I finally got to the very end of the cul-de-sac, and there was the prison, The largest piece of real estate in the neighborhood. In 2009, there was even a proposal that the state should sell San Quentin and re-build the prison on property that didn’t have an ocean view. That didn’t happen.

This wasn’t an official visiting day, but there were still a number of cars in the visitor parking lot. It was the first of three large lots, but the only one you could enter without going through a guarded and gated checkpoint first. The white wooden guard shack was weathered, but no less intimidating. I carefully drove down the steep narrow road entering the lot and parked my car.

Self-Guided Tour

I walked halfway back up the road and looked at the wooden building that had a small “visitor entrance” sign over the door, that was probably hung up in 1972, and not touched since. The place was grungy and deserted.  A puddle of water on the cement floor told me the roof probably leaked during the most recent storms. I didn’t want to imagine an alternative scenario that would cause a floor puddle.

On the right side of the narrow interior was a wall of beat up blue metal lockers.  Who knew the visiting area at the Orange County Jail could look so clean and modern by comparison? County had plenty of plastic molded chairs for the waiting visitors. San Quentin had a couple of old benches.

I spent some time looking around and snapping pictures of the numerous informational bulletins hung all over the wall. Many of the signs re-iterated the clothing and other visitor rules I’d seen online. If the guards deem your clothing to be unacceptable, you can borrow some used clothing they have available for such a circumstance. It reminded me of how my son’s middle school has a similar policy when kids forget their PE clothes. The loaner PE clothes are pink.

There was a locked door heading into an office check point and metal detector. I figured I had the gist of the place, and I was glad I’d made this practice excursion. It made me feel less stressed about coming back the next morning.

Ye Olde Prison Gift Shoppe

On my way out of the parking lot, I saw a small wooden sign shaped like a pointing hand hanging outside a building just in front of the main prison gates. It said “Hobby Gift Store.”

I parked my car alongside the road next to a one-hour parking sign. I had to check it out. A San Quentin gift store was the kind of thing that would have grabbed my attention long before meeting Daniel.
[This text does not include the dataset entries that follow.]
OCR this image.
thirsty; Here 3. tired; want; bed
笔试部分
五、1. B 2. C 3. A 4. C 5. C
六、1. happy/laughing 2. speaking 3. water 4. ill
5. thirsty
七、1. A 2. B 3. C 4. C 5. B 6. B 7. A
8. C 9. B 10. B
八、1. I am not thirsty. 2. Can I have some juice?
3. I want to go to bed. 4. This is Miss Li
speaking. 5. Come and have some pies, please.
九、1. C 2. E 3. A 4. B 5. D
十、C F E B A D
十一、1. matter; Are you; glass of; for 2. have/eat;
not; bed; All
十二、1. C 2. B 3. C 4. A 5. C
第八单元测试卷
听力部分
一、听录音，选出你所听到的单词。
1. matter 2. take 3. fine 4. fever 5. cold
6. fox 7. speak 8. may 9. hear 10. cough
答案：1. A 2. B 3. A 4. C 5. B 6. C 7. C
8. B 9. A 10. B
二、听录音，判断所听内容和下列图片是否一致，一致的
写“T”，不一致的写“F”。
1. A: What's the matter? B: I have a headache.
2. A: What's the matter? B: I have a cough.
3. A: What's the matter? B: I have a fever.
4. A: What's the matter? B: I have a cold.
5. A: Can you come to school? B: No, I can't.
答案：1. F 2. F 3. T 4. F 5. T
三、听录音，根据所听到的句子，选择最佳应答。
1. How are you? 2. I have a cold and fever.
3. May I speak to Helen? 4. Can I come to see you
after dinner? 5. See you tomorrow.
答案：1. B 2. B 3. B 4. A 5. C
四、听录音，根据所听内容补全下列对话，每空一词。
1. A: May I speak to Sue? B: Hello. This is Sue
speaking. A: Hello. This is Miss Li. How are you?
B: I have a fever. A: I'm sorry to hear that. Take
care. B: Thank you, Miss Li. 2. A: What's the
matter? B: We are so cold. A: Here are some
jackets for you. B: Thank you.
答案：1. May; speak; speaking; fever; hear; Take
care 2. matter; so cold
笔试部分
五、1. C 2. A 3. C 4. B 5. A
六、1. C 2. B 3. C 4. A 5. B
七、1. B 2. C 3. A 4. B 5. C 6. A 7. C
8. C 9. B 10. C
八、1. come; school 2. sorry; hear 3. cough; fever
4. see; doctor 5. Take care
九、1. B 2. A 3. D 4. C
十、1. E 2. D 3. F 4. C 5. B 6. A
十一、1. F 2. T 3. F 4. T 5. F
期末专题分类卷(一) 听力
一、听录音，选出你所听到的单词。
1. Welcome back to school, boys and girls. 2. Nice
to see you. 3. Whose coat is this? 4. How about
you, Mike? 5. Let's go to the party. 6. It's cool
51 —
Unfortunately, the store was closed, but I could see inside the front window. The store was a place to sell crafts and art work made by the inmates in classes. (Daniel later told me there is a long waiting list to get into those classes. They are very popular).

I took a couple more pictures before a guard came around from the gate and suspiciously asked me if I needed help. Once again, I explained that I was taking a test run for my visit the next day. I guess I could have said I’m a writer working on a book. That’s true, too.

I decided it was time to get out of there for now.  I was going to be spending enough time around the place that weekend. I took a deep breath of fresh air and headed back to the hotel to get some writing done. Along the way, I stopped at the Redwood Café and got a grilled cheese sandwich and a café latte to go.